二人とも魔法は使えないし、マーブルが興味を持ちそうなのはこっち一択だ。選択肢なんてない。と思っていたのは俺だけだった。
「いや。おれは魔法専攻を選ぶ」
「え?どうして」
「おれは人間の芸術なんてわからねえよ。それに、さっきの試験でもはっきりわかったんだよ。今のおれじゃ何もできない」
デンは悔しそうに口を堅く結んだ。
そんなことない、と言うのは簡単だったけど、それはたぶんデンを傷つけることになる。
「現に、イッチがいなけりゃおれはあの気色悪い女のところで日銭を稼ぐだけのクソみたいな日々を送っていた。このままお前の後をついているだけじゃダメなんだ。おれはおれの力をちゃんと身に付ける。なあじいさん、専攻とかはよく分からないけど、同じ学校の中の話なんだろ」
「ええ。ええ。いかにも」
「だったら専攻が違ってもマーブルには会えるだろ。イッチ、お前は芸術、おれは魔法の方に進む。なんなら、どっちが先にマーブルに会えるか、勝負でもしてみるか?」
「デン」
見違えたな。一ヵ月の間、ほんとに何があったんだ。以前のデンなら、こんな風に自分の胸中をさらけ出すことなんてなかったろうに。

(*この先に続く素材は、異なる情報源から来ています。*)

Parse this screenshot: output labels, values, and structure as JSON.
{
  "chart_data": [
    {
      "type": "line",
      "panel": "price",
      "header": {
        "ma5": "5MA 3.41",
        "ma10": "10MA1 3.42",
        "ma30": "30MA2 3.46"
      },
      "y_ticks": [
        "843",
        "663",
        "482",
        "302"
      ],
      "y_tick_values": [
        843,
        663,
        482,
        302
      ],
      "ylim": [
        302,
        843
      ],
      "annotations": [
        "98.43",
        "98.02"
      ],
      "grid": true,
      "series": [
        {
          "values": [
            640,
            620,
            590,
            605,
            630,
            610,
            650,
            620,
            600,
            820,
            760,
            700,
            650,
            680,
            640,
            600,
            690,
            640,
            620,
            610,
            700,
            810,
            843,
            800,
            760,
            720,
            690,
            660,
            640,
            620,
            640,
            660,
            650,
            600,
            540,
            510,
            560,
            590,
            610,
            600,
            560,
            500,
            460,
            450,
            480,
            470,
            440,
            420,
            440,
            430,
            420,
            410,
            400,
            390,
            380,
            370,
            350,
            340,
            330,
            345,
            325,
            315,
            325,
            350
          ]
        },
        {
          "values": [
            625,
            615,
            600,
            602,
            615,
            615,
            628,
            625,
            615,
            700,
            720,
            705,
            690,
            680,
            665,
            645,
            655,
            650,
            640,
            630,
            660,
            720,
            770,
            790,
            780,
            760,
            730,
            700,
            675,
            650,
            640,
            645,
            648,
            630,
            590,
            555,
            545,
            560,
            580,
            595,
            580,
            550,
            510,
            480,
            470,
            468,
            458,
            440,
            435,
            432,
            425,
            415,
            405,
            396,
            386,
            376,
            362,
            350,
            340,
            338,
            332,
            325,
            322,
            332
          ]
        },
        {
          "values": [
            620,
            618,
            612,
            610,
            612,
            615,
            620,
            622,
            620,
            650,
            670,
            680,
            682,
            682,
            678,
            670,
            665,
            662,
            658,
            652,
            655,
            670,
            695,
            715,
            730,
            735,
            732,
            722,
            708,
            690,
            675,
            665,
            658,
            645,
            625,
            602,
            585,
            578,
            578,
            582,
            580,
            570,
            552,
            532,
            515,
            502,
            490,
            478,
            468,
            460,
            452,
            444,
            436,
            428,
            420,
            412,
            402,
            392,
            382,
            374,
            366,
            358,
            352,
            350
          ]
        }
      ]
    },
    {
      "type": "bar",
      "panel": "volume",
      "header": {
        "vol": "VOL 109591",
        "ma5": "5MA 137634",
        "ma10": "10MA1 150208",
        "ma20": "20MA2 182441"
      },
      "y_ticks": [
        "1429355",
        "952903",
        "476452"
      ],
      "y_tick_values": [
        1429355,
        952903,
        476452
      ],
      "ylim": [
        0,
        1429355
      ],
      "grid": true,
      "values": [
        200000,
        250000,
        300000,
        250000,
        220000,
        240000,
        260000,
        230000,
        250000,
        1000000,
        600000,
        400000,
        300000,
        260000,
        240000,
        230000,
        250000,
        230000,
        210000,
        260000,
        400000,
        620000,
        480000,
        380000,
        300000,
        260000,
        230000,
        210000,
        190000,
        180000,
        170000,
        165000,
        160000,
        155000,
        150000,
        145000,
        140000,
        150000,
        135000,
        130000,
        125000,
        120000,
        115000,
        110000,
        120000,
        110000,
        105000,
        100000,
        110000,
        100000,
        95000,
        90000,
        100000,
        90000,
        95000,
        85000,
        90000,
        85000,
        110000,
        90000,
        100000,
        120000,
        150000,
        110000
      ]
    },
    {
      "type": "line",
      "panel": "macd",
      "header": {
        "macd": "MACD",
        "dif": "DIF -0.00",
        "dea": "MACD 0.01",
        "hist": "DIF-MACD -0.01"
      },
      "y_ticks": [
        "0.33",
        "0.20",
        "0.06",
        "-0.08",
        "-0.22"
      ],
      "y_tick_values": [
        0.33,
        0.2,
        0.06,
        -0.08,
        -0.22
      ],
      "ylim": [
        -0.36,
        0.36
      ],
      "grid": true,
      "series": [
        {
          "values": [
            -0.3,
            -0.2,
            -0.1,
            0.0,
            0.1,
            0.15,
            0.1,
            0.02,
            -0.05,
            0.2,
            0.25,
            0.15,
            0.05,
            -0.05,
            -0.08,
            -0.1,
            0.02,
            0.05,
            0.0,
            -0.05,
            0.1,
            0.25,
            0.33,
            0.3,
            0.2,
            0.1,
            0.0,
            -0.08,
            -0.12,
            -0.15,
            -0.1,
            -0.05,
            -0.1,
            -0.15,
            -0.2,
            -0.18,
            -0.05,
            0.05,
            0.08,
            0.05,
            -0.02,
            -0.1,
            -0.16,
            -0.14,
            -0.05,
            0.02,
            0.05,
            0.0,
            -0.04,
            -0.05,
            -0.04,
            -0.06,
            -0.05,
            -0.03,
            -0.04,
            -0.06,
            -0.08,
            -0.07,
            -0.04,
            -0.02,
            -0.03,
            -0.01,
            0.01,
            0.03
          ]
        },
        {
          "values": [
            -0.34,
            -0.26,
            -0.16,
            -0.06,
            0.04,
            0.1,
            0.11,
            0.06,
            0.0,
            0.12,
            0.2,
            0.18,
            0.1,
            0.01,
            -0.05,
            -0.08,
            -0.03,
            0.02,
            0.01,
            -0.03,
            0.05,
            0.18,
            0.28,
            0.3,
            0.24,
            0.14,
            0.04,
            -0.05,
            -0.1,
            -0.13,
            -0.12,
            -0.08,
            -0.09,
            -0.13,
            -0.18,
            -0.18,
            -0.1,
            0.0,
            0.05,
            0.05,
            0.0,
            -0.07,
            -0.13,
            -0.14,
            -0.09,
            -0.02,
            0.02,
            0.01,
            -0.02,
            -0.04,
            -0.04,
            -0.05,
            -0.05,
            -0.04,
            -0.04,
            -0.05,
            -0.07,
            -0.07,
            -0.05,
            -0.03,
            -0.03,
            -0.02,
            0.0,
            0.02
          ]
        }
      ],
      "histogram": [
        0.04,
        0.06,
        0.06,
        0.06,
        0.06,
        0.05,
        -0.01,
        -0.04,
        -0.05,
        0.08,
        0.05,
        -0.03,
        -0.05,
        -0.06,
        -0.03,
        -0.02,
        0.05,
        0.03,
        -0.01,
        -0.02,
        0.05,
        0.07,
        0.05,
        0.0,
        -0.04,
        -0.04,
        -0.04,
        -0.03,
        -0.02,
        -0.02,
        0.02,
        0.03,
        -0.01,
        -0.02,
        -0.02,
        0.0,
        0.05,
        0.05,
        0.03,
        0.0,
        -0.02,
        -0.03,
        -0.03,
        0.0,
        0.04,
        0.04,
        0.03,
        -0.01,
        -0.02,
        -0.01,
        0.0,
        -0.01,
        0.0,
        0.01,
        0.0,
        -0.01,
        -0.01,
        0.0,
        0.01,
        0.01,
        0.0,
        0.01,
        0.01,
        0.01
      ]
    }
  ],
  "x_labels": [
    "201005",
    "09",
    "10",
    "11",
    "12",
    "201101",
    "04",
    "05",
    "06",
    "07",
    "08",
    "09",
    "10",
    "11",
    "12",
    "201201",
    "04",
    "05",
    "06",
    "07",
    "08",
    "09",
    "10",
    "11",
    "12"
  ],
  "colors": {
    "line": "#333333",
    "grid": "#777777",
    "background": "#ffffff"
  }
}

俺は黙って拳を前に突き出した。デンはジャンプすると小さな拳でタッチした。
「よし。じゃあ行こうぜ、二次試験!」「ああ!」
「そのマーブルという方は存じませんが……よろしい、それでは二次試験会場にご案内します。二次試験『テクニカ』はどちらの専攻とも本校校舎内で実施します。こちらについてきてください」
俺たちは同じタイミングで頷くと、次の一歩を踏み出した。